12.10.2018
Ist die Maske unser wahres Gesicht?
Legen wir am Morgen nicht häufig mit der Kleidung auch eine Maske an? Da mag jemand einwerfen: „Wenn überhaupt, dann höchstens am Rosenmontag!“ Aber vielleicht lassen wir im Karneval gerade durch die Maskierung sogar die Maske fallen und zeigen unser wahres Gesicht.
Konvention, Vorschrift und Gesetz nötigen uns zu gewissen Alltagsmasken. Es kann zum Nachteil gereichen, überall das wahre Gesicht zu zeigen; wir können sogar unser Gesicht verlieren. Die Alltagsmaske dient zum Schutz für unser eigenes Innere als Wall gegen Angriffe von außen. Ich lasse mir zum Beispiel meine Unsicherheit nicht anmerken; denn ich lasse mir nicht hinter die Maske schauen.
Aus einer solchen Alltagsmaske in die Maskenfreiheit des Karnevals zu fallen, kann heilende Wirkung haben. Im Sterben fallen dann alle Masken. Daher strahlen Totenmasken große Freiheit und Gelöstheit aus sowie wahre Ruhe und Gelassenheit. Besonders eindrucksvoll zeigt sich dies beim Turiner Grabtuch.

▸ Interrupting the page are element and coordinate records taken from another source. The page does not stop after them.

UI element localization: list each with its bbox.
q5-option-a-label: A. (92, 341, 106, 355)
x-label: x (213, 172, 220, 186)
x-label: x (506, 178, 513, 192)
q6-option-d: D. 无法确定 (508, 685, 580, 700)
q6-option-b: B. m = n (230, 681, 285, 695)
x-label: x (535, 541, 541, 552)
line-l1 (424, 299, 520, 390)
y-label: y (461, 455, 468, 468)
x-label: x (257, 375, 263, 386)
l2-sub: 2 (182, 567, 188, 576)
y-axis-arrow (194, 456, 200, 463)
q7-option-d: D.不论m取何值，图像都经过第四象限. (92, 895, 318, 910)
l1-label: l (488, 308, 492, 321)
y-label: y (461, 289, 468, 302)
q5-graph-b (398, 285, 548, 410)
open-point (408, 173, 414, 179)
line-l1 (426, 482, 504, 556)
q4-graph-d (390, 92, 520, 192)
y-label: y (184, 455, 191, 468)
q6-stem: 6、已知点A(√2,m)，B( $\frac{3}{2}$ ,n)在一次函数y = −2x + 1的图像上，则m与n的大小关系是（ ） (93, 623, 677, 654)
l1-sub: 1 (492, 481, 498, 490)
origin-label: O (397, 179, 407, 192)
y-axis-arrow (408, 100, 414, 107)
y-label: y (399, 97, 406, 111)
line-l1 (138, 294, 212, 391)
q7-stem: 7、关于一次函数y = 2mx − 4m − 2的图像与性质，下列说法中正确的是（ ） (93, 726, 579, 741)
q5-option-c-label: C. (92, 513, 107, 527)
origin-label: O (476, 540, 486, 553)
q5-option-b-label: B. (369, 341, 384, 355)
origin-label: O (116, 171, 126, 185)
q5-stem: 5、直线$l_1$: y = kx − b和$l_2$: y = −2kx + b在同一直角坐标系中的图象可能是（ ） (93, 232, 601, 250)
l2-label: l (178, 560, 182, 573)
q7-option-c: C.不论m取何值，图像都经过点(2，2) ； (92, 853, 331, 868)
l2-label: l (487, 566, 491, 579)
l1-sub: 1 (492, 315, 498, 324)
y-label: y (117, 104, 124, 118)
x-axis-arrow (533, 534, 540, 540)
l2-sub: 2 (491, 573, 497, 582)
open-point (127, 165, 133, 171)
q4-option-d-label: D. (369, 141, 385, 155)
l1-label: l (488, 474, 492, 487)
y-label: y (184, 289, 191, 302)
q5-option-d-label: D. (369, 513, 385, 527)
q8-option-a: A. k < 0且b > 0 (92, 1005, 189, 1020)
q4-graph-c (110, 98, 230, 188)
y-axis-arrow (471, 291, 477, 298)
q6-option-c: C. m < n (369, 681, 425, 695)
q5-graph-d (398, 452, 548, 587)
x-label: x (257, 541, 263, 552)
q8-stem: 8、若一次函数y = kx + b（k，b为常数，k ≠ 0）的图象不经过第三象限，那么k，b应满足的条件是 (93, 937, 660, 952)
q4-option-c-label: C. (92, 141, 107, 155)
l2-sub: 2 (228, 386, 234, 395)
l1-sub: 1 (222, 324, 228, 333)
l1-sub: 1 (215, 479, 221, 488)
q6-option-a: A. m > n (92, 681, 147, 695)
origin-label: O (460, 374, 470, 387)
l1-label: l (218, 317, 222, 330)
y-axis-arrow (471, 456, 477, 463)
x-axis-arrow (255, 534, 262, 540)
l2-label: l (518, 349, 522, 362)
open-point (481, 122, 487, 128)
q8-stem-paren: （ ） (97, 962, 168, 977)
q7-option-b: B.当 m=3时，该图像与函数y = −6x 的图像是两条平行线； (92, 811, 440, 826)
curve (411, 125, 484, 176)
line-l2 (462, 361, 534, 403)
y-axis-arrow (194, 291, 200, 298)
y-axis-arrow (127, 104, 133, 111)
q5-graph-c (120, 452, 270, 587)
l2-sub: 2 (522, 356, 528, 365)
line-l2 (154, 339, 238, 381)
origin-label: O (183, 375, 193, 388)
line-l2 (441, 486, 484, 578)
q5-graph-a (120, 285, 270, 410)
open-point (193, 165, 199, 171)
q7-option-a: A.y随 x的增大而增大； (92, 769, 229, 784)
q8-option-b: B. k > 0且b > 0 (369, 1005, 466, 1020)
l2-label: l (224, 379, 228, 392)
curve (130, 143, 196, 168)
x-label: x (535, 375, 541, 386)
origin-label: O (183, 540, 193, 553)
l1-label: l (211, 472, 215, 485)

Im Sterben fällt alles selbstsüchtig Ichhafte vom Menschen ab, und sein tiefstes Wesen tritt in Erscheinung.
Die selbst körperlose Seele des Menschen nimmt im Leib eine Form an. Das zeigt sich nirgendwo ausdrucksvoller als im Gesicht. Es ist gleichsam die „Maske“ der Seele. Diese bedecken wir nicht selten zusätzlich mit einer gefertigten Maske und kaschieren so unser wahres Gesicht. Aber wir können auch unser wahres Gesicht zeigen, wenn wir die Alltagsmaske mit einer Maske tauschen, die all das zum Ausdruck bringt, was auch noch in uns vorhanden ist, aber sonst nicht gezeigt werden darf.

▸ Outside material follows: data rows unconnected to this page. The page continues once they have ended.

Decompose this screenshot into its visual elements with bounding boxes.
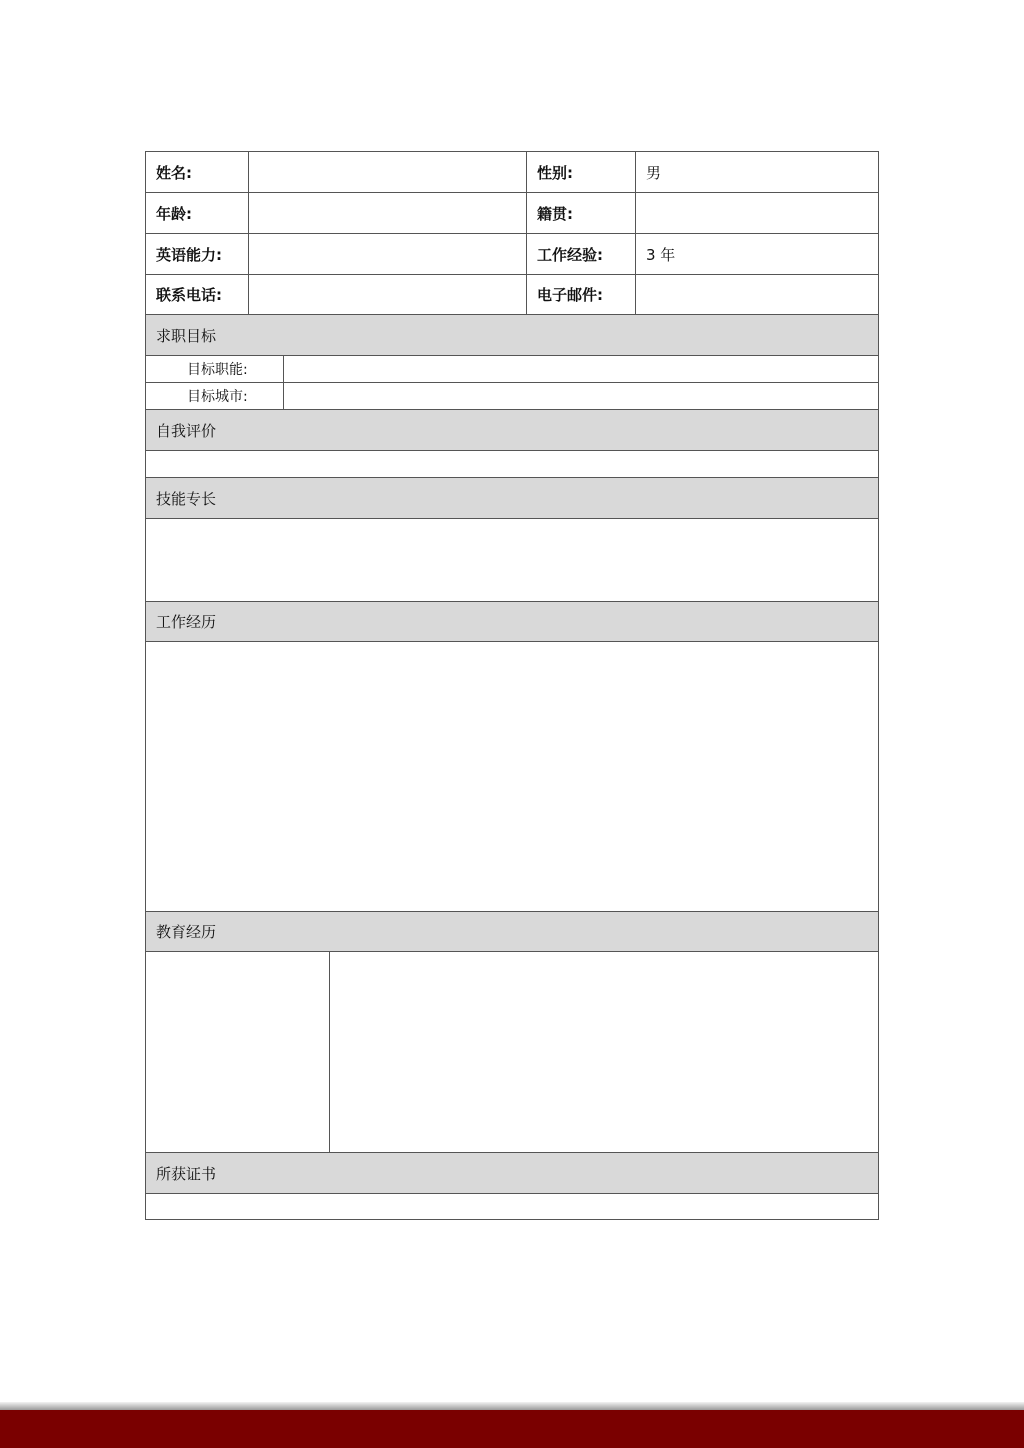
footer-band [0,1410,1024,1448]
certificates-text[interactable] [146,1194,878,1219]
skills-text[interactable] [146,519,878,601]
row-target-function [146,356,878,383]
section-education [146,912,878,952]
section-title-job-target: 求职目标 [156,326,217,345]
section-certificates [146,1153,878,1194]
row-phone-email [146,275,878,315]
gender-value[interactable]: 男 [646,163,662,182]
hometown-value[interactable] [636,193,878,233]
age-value[interactable] [249,193,527,233]
target-city-label: 目标城市: [146,383,284,409]
certificates-content [146,1194,878,1219]
target-function-value[interactable] [284,356,878,382]
email-label: 电子邮件: [527,275,636,314]
section-work-history [146,602,878,642]
english-value[interactable] [249,234,527,274]
english-label: 英语能力: [146,234,249,274]
section-job-target [146,315,878,356]
section-title-education: 教育经历 [156,923,217,941]
row-name-gender [146,152,878,193]
footer-shadow [0,1402,1024,1410]
target-city-value[interactable] [284,383,878,409]
work-history-text[interactable] [146,642,878,911]
gender-label: 性别: [527,152,636,192]
target-function-label: 目标职能: [146,356,284,382]
education-left-cell[interactable] [146,952,330,1152]
section-self-evaluation [146,410,878,451]
work-history-content [146,642,878,912]
name-value[interactable] [249,152,527,192]
resume-table [145,151,879,1220]
phone-value[interactable] [249,275,527,314]
row-target-city [146,383,878,410]
name-label: 姓名: [146,152,249,192]
self-evaluation-text[interactable] [146,451,878,477]
section-title-work-history: 工作经历 [156,613,217,631]
age-label: 年龄: [146,193,249,233]
email-value[interactable] [636,275,878,314]
phone-label: 联系电话: [146,275,249,314]
self-evaluation-content [146,451,878,478]
education-right-cell[interactable] [330,952,878,1152]
row-english-experience [146,234,878,275]
education-content [146,952,878,1153]
section-title-skills: 技能专长 [156,489,217,508]
section-title-self-evaluation: 自我评价 [156,421,217,440]
row-age-hometown [146,193,878,234]
experience-value[interactable]: 3 年 [646,245,676,264]
experience-label: 工作经验: [527,234,636,274]
skills-content [146,519,878,602]
hometown-label: 籍贯: [527,193,636,233]
section-title-certificates: 所获证书 [156,1164,217,1183]
section-skills [146,478,878,519]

Obwohl wir aus dem Karneval hierzulande viele verschiedenartige Masken kennen, bewundern wir in Museen die Masken aus anderen Erdteilen. Aber eine ruhende Maske ist ebensowenig in ihrem Wesen zu begreifen wie ein unbewegtes Rad. Erst im kultischen Vollzug entwickelt sie ihre Kraft.
In unserer Welt sind die ehemaligen Fruchtbarkeitsgötter zu Teufeln geworden und die Göttinnen zu Hexen.
Warum werden im Karneval wohl gerade diese Masken so gerne getragen?